Schwarzenbach, who pens a lion's share of the Jets' material, attributes much of his bold new songwriting style to his new environs. Shortly after parting ways with Jawbreaker, he moved to New York City, in part because of the strong link between his old group and San Francisco. "I really felt like I failed that city," he says. "And I felt that the city had failed me. Having been a member of that band for so long and then going through a really protracted breakup, I felt shamed out of town. We did really well, but I think after it was over--and this sounds really vain--I didn't want to spend the rest of my life being seen as 'that guy from Jawbreaker.'"
Of course, it didn't help that the band was dropped by Geffen Records shortly after releasing Dear You, its first offering on a major label. Although a stellar addition to the group's already impressive catalogue, You was lost in the typhoon of releases that followed the great post-Nirvana feeding frenzy and has since disappeared entirely from music-store shelves. To this day, it is Jawbreaker's rarest record, selling on the Internet for up to $40 a pop. Yet despite the band's short-lived career on Geffen, Schwarzenbach was generally pleased by the experience. "It was actually pretty fun," he says. "At the time, I think the whole punk-rock community wanted me to say the whole thing was pretty horrible. They wanted me to give some sort of contrition speech or something. But they treated us really well. They hooked us up with a huge contract, and they never told us what to do. They just basically gave us a lot of money to do what we wanted. I'm not complaining."
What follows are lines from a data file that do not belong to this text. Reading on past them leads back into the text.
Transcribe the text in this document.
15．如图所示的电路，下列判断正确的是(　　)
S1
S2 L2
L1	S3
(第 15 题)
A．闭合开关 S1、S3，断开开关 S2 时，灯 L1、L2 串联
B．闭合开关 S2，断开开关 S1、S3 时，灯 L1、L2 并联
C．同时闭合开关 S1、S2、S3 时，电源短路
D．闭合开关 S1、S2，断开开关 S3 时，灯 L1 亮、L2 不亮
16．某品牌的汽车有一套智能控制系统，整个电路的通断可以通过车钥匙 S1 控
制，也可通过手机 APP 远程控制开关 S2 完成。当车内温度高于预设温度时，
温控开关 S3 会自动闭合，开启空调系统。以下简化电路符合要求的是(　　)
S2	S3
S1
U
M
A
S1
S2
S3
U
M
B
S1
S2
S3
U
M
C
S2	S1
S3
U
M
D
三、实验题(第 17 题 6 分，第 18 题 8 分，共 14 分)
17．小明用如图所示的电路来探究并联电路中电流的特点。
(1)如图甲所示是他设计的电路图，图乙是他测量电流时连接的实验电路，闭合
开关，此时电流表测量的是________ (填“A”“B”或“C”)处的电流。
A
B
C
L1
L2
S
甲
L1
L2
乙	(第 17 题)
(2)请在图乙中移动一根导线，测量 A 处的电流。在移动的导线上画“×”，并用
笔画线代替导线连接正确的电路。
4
Subsequent episodes with Jawbreaker were so unpleasant, however, that Schwarzenbach actually turned his back on music for a time and concentrated on a freelance writing career. But his interest was rekindled after bumping into longtime acquaintance Chatelain, who was nursing wounds resulting from the disbandment of Handsome. Together the two started composing songs in Schwarzenbach's studio, using a drum machine to keep time. "I found I had a real chemistry with Jeremy," Schwarzenbach says. "I had never really played with anybody else other than Jawbreaker. It was a cool thing for me, because Jeremy is very musical. He comes from a totally different background than I do, so he brought a lot to the drawing board."